Editorial standards by page type

State hub pages

Explain state-level coverage, county navigation, cemetery availability, and source limitations.

County directories

Help users narrow by local cemetery, compare cemetery availability, and verify local records.

Cemetery profiles

Show location context, burial availability, map/source notes, and official verification when available.

Burial record pages

Present person-level details respectfully, avoid unsupported assumptions, and link back to the cemetery/place hierarchy.

Search & Browse pages

Help users choose the right path without keyword-stuffed or search-engine-facing wording.

Trust policies

Explain sources, corrections, methodology, privacy, limitations, and editorial standards clearly.

Methodology

Automation, structured data, and editorial restraint

Some archive pages may be assembled from structured public data so visitors can browse large cemetery datasets consistently. Automated page structure does not mean unsupported facts are added. Editorial rules are used to keep source facts, explanatory guidance, uncertainty notes, and correction paths separate.

Pages that require special care, such as person-level burial pages, disputed records, official-source updates, or sensitive family-history information, should be reviewed conservatively and corrected when reliable supporting information is available.

Sensitivity

How we handle sensitive burial and memorial information

Burial and memorial pages can involve family history, grief, veteran service, and historical identity. Cemetery Finders avoids sensational wording, avoids unsupported conclusions, and encourages visitors to verify sensitive details with official cemetery operators, county offices, veteran record systems, funeral homes, or primary archives.

Updates

When a record may need correction

Cemetery and burial datasets can contain spelling differences, incomplete dates, duplicate entries, historic place names, or coordinates that describe a cemetery area rather than an exact grave. When a visitor reports an issue, the correction should be reviewed against available public or official source context before the page is changed.

FAQ

Frequently Asked Questions

How does Cemetery Finders write cemetery archive pages?

We organize public location and burial datasets into standard geographical hierarchies (state, county, cemetery), connecting each record back to its physical context.

Does Cemetery Finders invent missing cemetery or burial details?

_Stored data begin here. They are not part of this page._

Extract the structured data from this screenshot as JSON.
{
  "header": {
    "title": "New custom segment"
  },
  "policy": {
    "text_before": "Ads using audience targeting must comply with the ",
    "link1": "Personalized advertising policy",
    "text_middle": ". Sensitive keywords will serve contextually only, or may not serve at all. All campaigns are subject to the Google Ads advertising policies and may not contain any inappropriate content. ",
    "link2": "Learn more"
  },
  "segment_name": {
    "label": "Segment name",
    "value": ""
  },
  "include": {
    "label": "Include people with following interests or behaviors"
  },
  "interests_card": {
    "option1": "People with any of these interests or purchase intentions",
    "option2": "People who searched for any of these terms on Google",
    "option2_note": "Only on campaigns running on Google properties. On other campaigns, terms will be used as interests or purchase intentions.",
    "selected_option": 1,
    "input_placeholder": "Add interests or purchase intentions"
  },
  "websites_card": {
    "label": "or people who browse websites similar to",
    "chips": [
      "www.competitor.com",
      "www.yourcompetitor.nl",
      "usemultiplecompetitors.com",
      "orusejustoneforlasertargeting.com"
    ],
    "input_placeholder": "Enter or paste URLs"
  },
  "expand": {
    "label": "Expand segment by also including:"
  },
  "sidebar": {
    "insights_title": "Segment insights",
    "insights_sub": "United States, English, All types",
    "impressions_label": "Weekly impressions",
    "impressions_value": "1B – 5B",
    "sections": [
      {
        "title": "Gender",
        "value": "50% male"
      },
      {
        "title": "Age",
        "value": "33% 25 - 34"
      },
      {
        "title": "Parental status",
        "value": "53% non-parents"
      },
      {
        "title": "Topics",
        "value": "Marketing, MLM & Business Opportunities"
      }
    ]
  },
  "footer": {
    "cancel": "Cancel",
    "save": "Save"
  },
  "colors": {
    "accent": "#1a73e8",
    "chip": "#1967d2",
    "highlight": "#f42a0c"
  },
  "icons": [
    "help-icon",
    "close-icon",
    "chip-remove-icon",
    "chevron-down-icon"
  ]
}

No. If a dataset is missing a record, a date, or a coordinate, the field is left blank or flagged as needing verification rather than filled with guesses.

How are uncertain records handled?

Uncertain or inconsistent records remain visible with source caveats, allowing researchers to evaluate the original public database entries.

Can I request a correction?

Yes. Visitors can submit corrections through our contact and corrections channels, which are reviewed against public or official registries.

Are Cemetery Finders pages official records?

No. Cemetery Finders is a public discovery index and research tool. Visitors must confirm sensitive facts with official custodians or primary source archives.